10. If your character emptied the contents of their pockets/purse/backpack/etc., what would be inside? Do they often have a lot of stuff on them from day to day, or are they light packers?
this is a tricky question for jacquelyn just because i’m sure she’d carry like… all manner of vfd bullshit and that kind of stuff is hard to flesh out but. i’m gonna say that if she’s on a Mission, the contents she’s carrying would probably extremely useful and lowkey dangerous but it’d look like a bunch of nonsensical, quirky bullshit to everyone else. the eyeglass is a pretty good example of what i mean.
she has the eyeglass with her pretty much constantly, in fact, but apart from that she usually travels pretty light on an average day.
11. Just for fun: If your character was the protagonist of a fantasy RPG, what would their class be?

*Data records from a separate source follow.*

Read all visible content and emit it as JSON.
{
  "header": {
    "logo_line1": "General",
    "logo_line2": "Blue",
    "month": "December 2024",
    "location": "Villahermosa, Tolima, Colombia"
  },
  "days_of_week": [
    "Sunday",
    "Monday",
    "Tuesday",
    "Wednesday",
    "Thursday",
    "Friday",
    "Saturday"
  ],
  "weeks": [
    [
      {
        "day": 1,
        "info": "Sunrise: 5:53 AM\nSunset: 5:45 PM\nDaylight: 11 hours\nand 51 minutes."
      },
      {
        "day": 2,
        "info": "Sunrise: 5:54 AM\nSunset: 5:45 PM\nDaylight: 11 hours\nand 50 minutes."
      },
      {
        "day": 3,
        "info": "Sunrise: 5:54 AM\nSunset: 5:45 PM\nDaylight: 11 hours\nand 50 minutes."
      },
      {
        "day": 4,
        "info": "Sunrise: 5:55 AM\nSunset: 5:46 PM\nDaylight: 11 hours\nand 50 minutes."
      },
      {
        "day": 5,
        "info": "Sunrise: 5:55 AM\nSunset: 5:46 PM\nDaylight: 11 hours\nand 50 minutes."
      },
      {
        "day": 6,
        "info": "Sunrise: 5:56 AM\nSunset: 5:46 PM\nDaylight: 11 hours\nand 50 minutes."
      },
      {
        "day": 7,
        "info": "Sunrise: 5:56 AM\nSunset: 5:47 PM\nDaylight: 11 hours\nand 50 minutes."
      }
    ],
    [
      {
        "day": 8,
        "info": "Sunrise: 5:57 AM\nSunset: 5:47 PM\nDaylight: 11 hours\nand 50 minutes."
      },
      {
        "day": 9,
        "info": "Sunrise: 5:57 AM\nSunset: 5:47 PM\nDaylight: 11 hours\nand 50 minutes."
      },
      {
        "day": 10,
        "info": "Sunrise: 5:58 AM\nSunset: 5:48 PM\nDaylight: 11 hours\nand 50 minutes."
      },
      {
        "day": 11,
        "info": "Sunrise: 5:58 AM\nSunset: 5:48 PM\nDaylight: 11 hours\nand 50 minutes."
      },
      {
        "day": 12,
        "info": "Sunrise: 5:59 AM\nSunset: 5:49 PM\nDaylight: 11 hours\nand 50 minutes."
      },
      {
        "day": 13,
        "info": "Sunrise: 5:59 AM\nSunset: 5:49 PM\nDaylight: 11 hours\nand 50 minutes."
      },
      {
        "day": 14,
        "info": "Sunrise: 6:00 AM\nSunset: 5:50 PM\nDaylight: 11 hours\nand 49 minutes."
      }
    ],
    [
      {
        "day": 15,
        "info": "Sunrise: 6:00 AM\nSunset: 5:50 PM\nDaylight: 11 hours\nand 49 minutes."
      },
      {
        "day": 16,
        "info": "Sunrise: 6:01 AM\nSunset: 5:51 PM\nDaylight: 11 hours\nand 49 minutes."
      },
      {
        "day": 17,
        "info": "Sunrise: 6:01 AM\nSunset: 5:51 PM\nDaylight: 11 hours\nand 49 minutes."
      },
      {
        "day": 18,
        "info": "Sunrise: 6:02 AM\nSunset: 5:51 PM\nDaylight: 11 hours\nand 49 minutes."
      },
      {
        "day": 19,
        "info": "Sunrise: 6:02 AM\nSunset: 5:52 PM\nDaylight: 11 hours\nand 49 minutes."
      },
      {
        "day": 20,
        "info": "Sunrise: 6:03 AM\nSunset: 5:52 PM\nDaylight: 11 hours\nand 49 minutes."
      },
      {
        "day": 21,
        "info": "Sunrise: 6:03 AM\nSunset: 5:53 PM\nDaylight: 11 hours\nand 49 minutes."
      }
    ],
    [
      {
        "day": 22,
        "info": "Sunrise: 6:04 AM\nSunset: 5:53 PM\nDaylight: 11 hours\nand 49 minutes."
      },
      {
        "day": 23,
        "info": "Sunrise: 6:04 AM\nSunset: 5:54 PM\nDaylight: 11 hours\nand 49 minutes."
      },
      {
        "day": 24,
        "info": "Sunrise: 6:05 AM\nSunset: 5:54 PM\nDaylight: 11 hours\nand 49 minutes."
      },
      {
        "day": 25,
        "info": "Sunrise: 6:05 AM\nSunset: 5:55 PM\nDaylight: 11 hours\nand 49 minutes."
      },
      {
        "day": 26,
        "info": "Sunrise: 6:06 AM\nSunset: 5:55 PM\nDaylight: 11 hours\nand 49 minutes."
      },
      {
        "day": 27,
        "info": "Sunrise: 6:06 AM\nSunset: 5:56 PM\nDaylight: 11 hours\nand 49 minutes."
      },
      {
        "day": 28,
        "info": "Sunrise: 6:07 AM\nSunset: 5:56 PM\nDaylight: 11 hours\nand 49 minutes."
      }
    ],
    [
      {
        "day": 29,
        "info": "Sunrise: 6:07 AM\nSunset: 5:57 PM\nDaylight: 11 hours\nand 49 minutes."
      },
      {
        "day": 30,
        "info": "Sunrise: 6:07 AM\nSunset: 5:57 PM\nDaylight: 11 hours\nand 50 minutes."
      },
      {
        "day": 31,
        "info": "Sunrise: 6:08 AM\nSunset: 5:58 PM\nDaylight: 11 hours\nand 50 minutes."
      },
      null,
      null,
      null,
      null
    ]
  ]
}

possibly some kind of mage but more than likely some kind of thief/rogue/assassin class. She Shady. except not really but when she’s trying to get shit done… She Shady.
for kara
(IM ASSUMING YOU MEANT 3 AND NOT 33 SO)
3. Would your character have fun in an art museum? Or would they be bugging their friends to leave the whole time?
yes!!! lesser known fact about kara: she’s an artist, herself. she really favors drawing and painting in particular, and it’s something of a stress release hobby for her. that being said, earth’s art history actually isn’t… something she’s studied extensively? so she couldn’t go to an art museum and spout out all these facts about different artists and their styles or anything, but… she does have an eye for what’s good, and a definite appreciation for other people’s work. she’d enjoy a day at an art museum quite a bit, tbh.
though i mean, look at the people kara’s friends with – most of them would be bugging her to leave.
6. Is your character easily creeped out by ghost stories, horror movies, scary images, etc.? If so, what kinds of stories scare them the most? Why?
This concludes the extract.